2013年10月29日火曜日

タビーの綿糸の準備

海外の手織の基本的な組織を織ってみたいと「Learning to Weave」Deborah Chandler著 を道しるべに進めてきました。多綜絖やハックレースなど寄り道も多く、課題もあまりせず・・でしたが、残りは二重織りとサマー&ウインター、オーバーショットの3種類です。二重織りは、同時に複数本のペダルが踏めるジャックルームですといろいろな織り試しができるのですが、私の織機はカウンターマーチなので最後にします。

組織は「A HANDWEAVER'S PATTERN BOOK」
Marguerite Porter Davison著 より
 
オーバーショットとサマー&ウインターは以前に織ったことがあります。両方とも平織の地があります。つまり、タビー;tabby。
「経と緯が同じ糸で、同じ密度の平織」がタビー。オーバーショットやサマー&ウインターなど太い緯糸で柄を出す織り方の地の平織はタビーです。
「ウィーヴィング・ノート」岸田幸吉著 P.26にも、同じことが書かれていました。今頃になりよく読んだわけで・・・申し訳ないことです。

最近の手織りでは、細い緯糸で平織を織り入れることは経糸の種類や密度に関係なく、タビーとかタビー糸と呼ぶようです。ウネ織や裂き織など太い緯糸を安定させるために次の段に平織で入れる細い糸は、タビーではなく〆糸(しめいと)と呼んでいました。

どちらも「太と細の緯糸を交互に入れること」や「平織の開口」、「織り地を安定させるため」と似ている点があるので、オーバーショットとサマー&ウインターのタビーと、ウネ織等の〆糸は同じと解釈したのかもしれません。

趣味の世界では、基本や理屈より手順の説明がわかりやすいことが大切で、英名を多用したりあてはめたりすることが新しさや魅力につながるようです。
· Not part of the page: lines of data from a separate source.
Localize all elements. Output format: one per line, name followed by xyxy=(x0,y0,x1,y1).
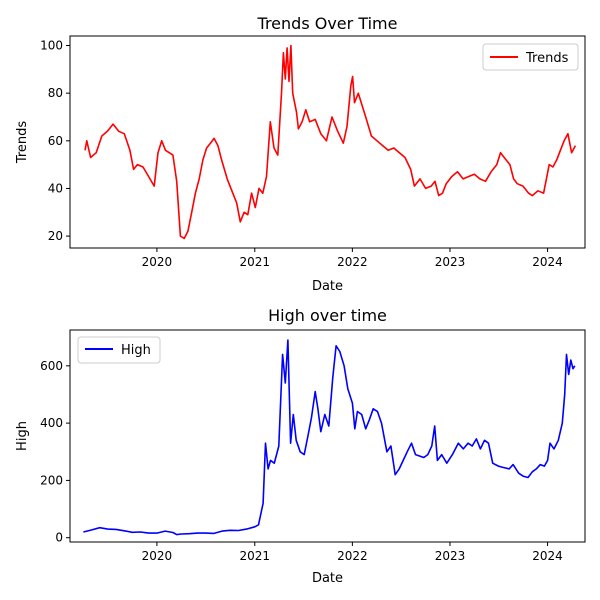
high-legend: High xyxy=(77,336,161,364)
trends-plot-frame xyxy=(69,35,586,249)
high-legend-box xyxy=(77,336,161,364)
trends-chart-panel: Trends Over Time Date Trends 2020 2021 202… xyxy=(15,14,586,294)
trends-legend: Trends xyxy=(482,43,579,71)
high-x-tick-label-2022: 2022 xyxy=(337,549,368,563)
trends-y-tick-label-20: 20 xyxy=(48,229,63,243)
high-legend-label: High xyxy=(121,343,151,358)
high-x-tick-label-2021: 2021 xyxy=(239,549,270,563)
high-series-line-0 xyxy=(83,339,576,536)
trends-x-tick-label-2022: 2022 xyxy=(337,255,368,269)
high-chart-title: High over time xyxy=(268,306,387,325)
trends-x-tick-label-2023: 2023 xyxy=(435,255,466,269)
trends-x-tick-label-2020: 2020 xyxy=(142,255,173,269)
trends-plot-background xyxy=(70,36,585,248)
trends-chart-title: Trends Over Time xyxy=(257,14,398,33)
trends-y-tick-label-40: 40 xyxy=(48,181,63,195)
trends-y-tick-label-80: 80 xyxy=(48,86,63,100)
high-plot-background xyxy=(70,330,585,542)
high-y-axis-label: High xyxy=(15,421,30,451)
trends-y-tick-label-60: 60 xyxy=(48,134,63,148)
trends-x-axis-label: Date xyxy=(312,279,343,294)
trends-series-line-0 xyxy=(84,44,577,240)
trends-y-tick-label-100: 100 xyxy=(40,39,63,53)
high-x-tick-label-2020: 2020 xyxy=(142,549,173,563)
high-y-tick-label-600: 600 xyxy=(40,359,63,373)
trends-marks: 2020 2021 2022 2023 2024 20 40 60 80 100 xyxy=(40,39,577,269)
trends-legend-box xyxy=(482,43,579,71)
high-x-axis-label: Date xyxy=(312,571,343,586)
trends-x-tick-label-2021: 2021 xyxy=(239,255,270,269)
high-chart-panel: High over time Date High 2020 2021 2022 202… xyxy=(15,306,586,586)
high-plot-frame xyxy=(69,329,586,543)
high-marks: 2020 2021 2022 2023 2024 0 200 400 600 xyxy=(40,339,576,563)
high-x-tick-label-2023: 2023 xyxy=(435,549,466,563)
high-y-tick-label-200: 200 xyxy=(40,473,63,487)
trends-y-axis-label: Trends xyxy=(15,121,30,165)
trends-x-tick-label-2024: 2024 xyxy=(532,255,563,269)
high-x-tick-label-2024: 2024 xyxy=(532,549,563,563)
high-y-tick-label-0: 0 xyxy=(55,531,63,545)
trends-legend-label: Trends xyxy=(525,51,569,66)
high-y-tick-label-400: 400 xyxy=(40,416,63,430)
オーバーショットとサマー&ウインターは、平織の地に柄を織り出した織物です。柄を織り出している太糸をはさみで切って抜けば、縦緯の糸も密度も同じ平織の布=タビーになる。太糸と細糸を交互に織り入れたウネ織などは、バラバラになってしまう・・・・・。
他にも平織の地(=タビー)を使う織り方は多く、綾の変化織で使う場合もあります。結局、基本は正しく理解しないと織りが上達しても応用がきかない、糸の準備や筬密度の設定がわからないということになりそうです。

前置きが長くなりましたが、これから使うタビーの糸。
柄糸と同じウールで細番手を選びたくなりますが、本来は、麻か綿だそうです。細いウール糸は高級品だった?などと以前から不思議に思っていたのですが、当時、織機では主に家庭で使う平織のハンドタオルや布巾を手織りしていたようですから、綿や麻の糸が手近であり、織り馴れていたということもあったのでしょう。実際、北欧の大型機などは、テンションがしっかりかかるので、注意しないと細いウールは引きすぎになります。
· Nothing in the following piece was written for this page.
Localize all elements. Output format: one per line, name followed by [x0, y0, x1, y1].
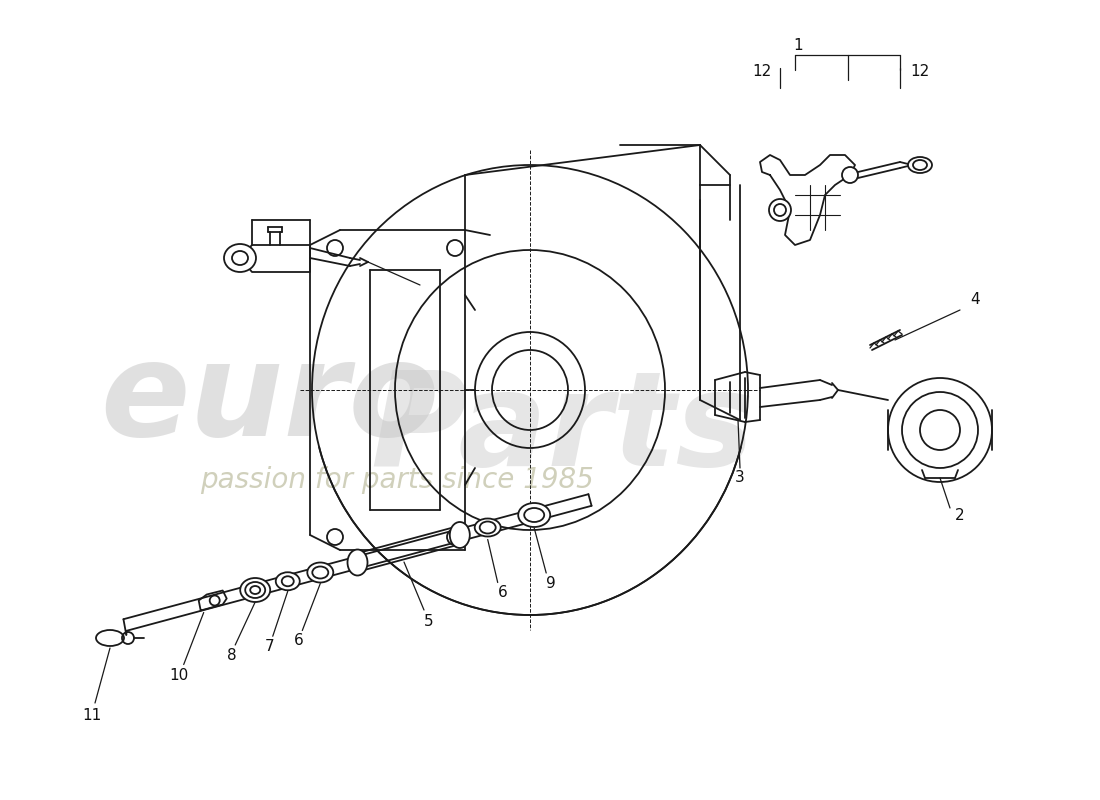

今回、用意したのは、綿糸16/2素地糸。若干太めの10/2でも良いのですが、16/2は、2本引き揃えると、コッリン22/2とほぼ同じ太さになるので使いまわしができそうで選びました。が、残念なことに今後は入手しにくくなるようです。 

綿糸は、素地糸そのままだと多少のベタつきと伸縮があるように感じられます。家庭で、精練の薬品(苛性ソーダ;劇物)を使用するのも保管するのも怖いので、ソーピング(石鹸)でしたが、すっきりしませんでした。
今回は、サンノールTSNN(精練剤)とヂャストミン(酵素糊抜剤)を使用してみました。パサつかず、しっとりとした仕上がりです。